Çünkü nereden bakarsanız bakın Getir’in aldığı yatırımlarla yani yaklaşık 1,8 milyar dolar fonla yaptığı işler ne startupların büyüme modeli ve stratejisiyle ne de kurumsal şirketlerin büyüme ve yönetim stratejileriyle uyuşmuyordu. Burada bir dipnot açıp şunu belirtmeliyim, Getir’in girdiği ülkelerdeki rakiplerini satın alma stratejisi olumsuz sonuçlanmış olsa dahi kağıt üstünde makul kararlardır.  Bu tip girişimler açısından hızlı ölçeklenme önemlidir.

Ama gel gelelim şu işleri makul olarak açıklamak pek mümkün değil;

Getir N11’i neden satın aldı?

Getir Moov’u neden satın aldı?

Getir finans tarafına neden yatırım yaptı?

Burada sorularımın ana odağı bunların kötü yatırımlar olması değil. Bu yatırımları hızlı market teslimatı işi ile büyüyen, onun sayesinde yatırımcılardan fon toplayan ve o alanda büyümesini umduğumuz Getir’in yapıyor olması ana sorun. Yoksa ortaklar elbette başka şirketlere de ortak olabilir, yatırım yapabilir.

Ama bu şirketlerin Getir’e, ana iş koluna ve yatırımcılarına tam olarak ne faydası olacaktı?

Hala bu sorulara makul yanıtlar alma şansımız olmadı, büyük ihtimalle de olmayacak.
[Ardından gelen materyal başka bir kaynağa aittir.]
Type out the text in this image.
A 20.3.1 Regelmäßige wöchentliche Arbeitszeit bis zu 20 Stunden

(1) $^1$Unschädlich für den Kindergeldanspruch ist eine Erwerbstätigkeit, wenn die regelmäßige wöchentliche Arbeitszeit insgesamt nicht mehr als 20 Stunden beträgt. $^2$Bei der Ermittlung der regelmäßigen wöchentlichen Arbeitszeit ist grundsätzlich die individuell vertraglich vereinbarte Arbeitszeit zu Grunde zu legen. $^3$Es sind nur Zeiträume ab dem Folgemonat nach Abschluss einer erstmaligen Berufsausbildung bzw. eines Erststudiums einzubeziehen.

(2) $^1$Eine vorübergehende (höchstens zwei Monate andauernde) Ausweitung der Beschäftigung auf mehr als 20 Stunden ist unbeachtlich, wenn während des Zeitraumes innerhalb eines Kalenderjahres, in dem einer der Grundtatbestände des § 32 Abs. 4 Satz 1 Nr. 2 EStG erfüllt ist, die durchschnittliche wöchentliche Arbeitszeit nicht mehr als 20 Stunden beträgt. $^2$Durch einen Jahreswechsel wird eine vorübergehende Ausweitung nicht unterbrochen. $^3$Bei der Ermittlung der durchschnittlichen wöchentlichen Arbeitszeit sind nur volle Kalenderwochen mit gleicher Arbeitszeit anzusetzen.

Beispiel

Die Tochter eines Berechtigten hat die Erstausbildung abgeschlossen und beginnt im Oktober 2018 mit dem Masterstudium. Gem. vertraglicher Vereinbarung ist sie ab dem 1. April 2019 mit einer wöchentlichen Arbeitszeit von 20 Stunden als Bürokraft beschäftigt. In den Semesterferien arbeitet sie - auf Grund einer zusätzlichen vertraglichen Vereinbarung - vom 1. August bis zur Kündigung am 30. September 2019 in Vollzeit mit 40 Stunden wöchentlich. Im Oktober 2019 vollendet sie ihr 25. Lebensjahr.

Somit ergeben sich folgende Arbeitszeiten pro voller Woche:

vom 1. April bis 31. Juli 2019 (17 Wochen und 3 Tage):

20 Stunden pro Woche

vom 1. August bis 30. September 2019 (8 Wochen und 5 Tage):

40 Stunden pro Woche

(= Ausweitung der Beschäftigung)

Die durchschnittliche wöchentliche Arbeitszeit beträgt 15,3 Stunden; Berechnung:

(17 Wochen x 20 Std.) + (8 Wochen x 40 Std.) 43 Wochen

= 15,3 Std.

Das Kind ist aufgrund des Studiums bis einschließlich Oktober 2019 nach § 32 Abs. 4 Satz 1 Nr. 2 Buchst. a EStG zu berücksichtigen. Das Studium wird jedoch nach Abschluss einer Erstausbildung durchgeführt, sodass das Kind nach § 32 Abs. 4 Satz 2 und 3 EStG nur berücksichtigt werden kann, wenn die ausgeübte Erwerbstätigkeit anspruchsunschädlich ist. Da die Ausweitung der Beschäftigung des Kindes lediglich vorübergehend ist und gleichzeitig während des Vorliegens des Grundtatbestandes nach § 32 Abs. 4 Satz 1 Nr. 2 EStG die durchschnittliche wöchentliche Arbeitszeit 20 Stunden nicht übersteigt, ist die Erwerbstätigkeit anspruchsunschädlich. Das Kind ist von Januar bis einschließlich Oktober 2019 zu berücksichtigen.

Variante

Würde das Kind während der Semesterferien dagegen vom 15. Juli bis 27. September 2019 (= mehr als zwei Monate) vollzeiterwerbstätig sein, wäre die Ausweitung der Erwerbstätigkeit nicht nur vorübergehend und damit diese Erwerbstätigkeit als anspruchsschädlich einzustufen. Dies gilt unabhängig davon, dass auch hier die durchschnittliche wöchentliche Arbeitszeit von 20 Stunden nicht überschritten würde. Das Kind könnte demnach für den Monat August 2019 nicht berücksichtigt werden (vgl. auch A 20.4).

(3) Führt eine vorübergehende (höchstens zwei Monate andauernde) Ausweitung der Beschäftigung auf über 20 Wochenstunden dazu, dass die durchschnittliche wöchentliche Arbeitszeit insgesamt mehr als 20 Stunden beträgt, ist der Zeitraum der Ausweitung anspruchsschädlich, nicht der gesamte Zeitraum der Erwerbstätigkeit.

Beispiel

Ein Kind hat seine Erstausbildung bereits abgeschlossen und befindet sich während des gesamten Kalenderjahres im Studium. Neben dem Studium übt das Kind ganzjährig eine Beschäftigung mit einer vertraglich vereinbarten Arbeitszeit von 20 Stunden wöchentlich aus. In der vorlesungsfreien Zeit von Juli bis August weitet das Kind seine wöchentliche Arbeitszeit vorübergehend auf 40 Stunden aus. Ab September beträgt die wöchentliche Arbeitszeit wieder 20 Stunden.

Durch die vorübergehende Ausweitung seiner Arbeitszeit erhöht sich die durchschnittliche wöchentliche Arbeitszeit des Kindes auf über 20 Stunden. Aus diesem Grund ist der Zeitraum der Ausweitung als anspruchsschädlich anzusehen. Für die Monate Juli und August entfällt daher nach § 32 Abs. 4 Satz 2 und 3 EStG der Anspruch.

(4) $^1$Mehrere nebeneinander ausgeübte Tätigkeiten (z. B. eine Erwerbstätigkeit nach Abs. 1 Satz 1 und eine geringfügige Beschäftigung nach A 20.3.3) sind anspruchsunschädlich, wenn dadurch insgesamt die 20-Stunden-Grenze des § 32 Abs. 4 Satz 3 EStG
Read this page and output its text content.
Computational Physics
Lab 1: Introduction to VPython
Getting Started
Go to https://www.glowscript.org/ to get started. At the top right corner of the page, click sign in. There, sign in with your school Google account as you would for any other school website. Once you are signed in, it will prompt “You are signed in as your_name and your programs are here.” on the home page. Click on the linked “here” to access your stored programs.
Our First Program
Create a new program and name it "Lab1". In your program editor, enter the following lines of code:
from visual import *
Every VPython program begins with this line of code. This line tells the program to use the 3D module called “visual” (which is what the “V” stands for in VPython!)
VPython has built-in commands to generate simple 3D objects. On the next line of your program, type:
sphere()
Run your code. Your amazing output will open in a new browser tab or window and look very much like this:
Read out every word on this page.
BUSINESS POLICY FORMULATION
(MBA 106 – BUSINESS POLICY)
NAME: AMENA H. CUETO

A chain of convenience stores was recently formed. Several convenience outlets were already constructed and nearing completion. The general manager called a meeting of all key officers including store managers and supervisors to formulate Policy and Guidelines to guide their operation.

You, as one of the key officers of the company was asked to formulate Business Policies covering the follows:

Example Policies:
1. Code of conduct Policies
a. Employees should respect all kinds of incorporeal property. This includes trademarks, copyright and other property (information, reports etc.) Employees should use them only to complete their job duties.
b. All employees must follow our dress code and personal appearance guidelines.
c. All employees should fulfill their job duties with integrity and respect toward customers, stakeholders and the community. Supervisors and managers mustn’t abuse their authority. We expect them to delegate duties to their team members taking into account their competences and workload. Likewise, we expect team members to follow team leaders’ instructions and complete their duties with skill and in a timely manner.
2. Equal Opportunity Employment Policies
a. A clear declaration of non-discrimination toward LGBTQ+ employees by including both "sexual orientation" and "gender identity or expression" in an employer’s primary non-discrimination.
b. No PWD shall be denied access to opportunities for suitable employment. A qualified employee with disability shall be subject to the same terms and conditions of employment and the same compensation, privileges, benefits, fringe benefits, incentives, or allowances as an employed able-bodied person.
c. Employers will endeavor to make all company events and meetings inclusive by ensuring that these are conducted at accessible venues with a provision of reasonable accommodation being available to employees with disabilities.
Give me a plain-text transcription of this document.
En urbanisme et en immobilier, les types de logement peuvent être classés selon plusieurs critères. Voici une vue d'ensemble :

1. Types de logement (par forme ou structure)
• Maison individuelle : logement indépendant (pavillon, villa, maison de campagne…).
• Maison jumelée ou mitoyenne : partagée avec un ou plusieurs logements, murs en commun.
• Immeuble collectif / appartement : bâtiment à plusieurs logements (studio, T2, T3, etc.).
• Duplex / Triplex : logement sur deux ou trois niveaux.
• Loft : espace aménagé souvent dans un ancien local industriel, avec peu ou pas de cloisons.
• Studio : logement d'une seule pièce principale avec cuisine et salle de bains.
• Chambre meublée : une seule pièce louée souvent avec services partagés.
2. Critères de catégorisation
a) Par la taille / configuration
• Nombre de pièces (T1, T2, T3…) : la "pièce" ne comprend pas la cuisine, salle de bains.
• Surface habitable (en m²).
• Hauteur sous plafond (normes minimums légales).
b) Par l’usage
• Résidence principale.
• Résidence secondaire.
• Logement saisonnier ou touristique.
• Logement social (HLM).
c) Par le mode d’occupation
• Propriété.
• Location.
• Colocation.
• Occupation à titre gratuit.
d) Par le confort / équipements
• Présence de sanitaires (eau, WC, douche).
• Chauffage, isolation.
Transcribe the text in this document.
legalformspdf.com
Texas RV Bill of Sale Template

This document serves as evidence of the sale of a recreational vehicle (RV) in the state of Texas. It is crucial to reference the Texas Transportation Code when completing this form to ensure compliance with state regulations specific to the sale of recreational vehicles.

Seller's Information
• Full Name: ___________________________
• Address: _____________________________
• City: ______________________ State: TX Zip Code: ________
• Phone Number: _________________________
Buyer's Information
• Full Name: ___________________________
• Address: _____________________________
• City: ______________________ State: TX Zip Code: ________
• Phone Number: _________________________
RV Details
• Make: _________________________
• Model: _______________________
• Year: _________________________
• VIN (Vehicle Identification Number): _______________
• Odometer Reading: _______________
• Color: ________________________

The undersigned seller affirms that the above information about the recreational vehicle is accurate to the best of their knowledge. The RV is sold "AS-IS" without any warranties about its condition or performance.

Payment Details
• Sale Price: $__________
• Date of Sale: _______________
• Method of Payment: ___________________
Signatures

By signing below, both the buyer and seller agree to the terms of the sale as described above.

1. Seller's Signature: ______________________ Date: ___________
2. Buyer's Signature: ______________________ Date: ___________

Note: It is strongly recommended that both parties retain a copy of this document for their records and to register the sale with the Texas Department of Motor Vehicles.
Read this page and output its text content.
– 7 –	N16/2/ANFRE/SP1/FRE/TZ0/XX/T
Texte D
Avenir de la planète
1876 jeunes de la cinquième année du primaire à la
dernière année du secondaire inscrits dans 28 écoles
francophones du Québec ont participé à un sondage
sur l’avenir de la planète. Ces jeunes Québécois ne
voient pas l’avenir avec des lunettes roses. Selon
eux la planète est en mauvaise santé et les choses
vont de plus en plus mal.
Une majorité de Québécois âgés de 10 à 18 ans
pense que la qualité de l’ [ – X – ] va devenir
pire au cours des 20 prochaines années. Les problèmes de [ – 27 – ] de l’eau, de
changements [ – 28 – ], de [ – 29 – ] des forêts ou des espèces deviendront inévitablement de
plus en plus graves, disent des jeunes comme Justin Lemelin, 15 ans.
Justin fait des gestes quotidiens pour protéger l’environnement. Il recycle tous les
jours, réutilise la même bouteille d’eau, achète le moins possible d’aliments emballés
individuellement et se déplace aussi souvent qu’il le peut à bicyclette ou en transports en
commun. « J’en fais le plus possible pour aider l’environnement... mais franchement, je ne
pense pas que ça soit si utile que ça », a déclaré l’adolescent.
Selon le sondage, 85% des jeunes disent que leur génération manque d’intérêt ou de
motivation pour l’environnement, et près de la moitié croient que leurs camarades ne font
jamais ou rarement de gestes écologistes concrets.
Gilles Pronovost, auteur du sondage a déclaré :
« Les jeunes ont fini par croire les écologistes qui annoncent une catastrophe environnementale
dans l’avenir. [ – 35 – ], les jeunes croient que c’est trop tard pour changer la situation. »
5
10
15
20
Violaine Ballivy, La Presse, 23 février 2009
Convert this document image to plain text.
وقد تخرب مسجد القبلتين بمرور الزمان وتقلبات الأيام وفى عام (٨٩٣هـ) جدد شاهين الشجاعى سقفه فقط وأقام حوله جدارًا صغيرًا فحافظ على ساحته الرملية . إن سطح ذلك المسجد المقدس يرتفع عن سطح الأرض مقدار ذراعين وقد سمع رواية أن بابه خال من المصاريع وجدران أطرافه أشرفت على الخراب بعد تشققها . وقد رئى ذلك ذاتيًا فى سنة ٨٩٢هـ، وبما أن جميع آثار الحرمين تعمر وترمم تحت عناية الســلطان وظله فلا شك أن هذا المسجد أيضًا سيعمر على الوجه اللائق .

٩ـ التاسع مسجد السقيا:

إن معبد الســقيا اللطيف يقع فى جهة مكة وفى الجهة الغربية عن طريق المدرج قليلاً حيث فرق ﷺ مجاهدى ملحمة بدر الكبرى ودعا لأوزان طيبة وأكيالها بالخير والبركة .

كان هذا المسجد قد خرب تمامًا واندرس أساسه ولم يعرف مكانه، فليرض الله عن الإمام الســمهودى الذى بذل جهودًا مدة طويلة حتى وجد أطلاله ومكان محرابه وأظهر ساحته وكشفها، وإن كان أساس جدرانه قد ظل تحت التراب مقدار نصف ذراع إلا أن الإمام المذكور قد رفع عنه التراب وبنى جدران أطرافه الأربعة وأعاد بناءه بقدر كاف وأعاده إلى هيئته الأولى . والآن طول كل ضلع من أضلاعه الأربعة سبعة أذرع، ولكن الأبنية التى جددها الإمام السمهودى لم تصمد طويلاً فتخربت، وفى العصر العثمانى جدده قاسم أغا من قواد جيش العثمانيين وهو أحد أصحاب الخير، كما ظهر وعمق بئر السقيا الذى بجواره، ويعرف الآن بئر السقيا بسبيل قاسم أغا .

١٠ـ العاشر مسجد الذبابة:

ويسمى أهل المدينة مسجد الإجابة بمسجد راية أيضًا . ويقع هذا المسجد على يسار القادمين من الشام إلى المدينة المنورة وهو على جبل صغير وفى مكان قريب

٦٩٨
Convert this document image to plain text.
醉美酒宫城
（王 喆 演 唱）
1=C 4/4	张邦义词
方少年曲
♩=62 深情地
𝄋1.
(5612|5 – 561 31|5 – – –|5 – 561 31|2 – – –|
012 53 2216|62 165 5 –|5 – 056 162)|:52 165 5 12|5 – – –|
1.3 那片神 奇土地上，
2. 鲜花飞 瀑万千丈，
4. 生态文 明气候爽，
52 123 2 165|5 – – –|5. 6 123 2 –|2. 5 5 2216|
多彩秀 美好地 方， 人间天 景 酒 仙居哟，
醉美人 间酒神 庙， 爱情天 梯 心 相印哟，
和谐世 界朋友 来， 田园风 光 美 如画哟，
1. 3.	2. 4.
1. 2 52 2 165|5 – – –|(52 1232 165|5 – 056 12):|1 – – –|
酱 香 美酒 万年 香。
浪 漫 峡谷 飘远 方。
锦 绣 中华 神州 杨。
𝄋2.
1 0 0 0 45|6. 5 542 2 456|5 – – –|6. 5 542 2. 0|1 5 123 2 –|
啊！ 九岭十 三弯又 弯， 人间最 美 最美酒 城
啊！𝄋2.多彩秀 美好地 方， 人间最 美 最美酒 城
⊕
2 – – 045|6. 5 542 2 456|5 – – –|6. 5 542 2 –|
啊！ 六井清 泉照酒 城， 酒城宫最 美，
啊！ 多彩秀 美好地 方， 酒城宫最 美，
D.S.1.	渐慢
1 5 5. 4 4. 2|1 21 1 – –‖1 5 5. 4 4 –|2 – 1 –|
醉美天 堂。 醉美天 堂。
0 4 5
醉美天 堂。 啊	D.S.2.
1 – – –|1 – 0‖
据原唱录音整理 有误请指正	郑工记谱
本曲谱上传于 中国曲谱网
Büyük ihtimalle geçtiğimiz Haziran’da ikiye bölünen grupta market ve yemek işini yöneten yabancı sermaye artık Getir markasının bu “diğer işlerle” anılmasını “haklı olarak istemiyor” ve sadeleşmeye doğru gidiliyor.

Bir diğer tahminim ise yerli ortakların içi gideren boşalma riski taşıyan bu şirketleri kurtarmak adına pek de uzak olmayan bir dönemde Türk yatırımcısının gücüne başvurma ihtimalinin yüksek oluşudur.

Yani ilerleyen süreçte Borsa İstanbul’da küçük yatırımcının kurtarmalık bir şirketler grubu daha çalabilir.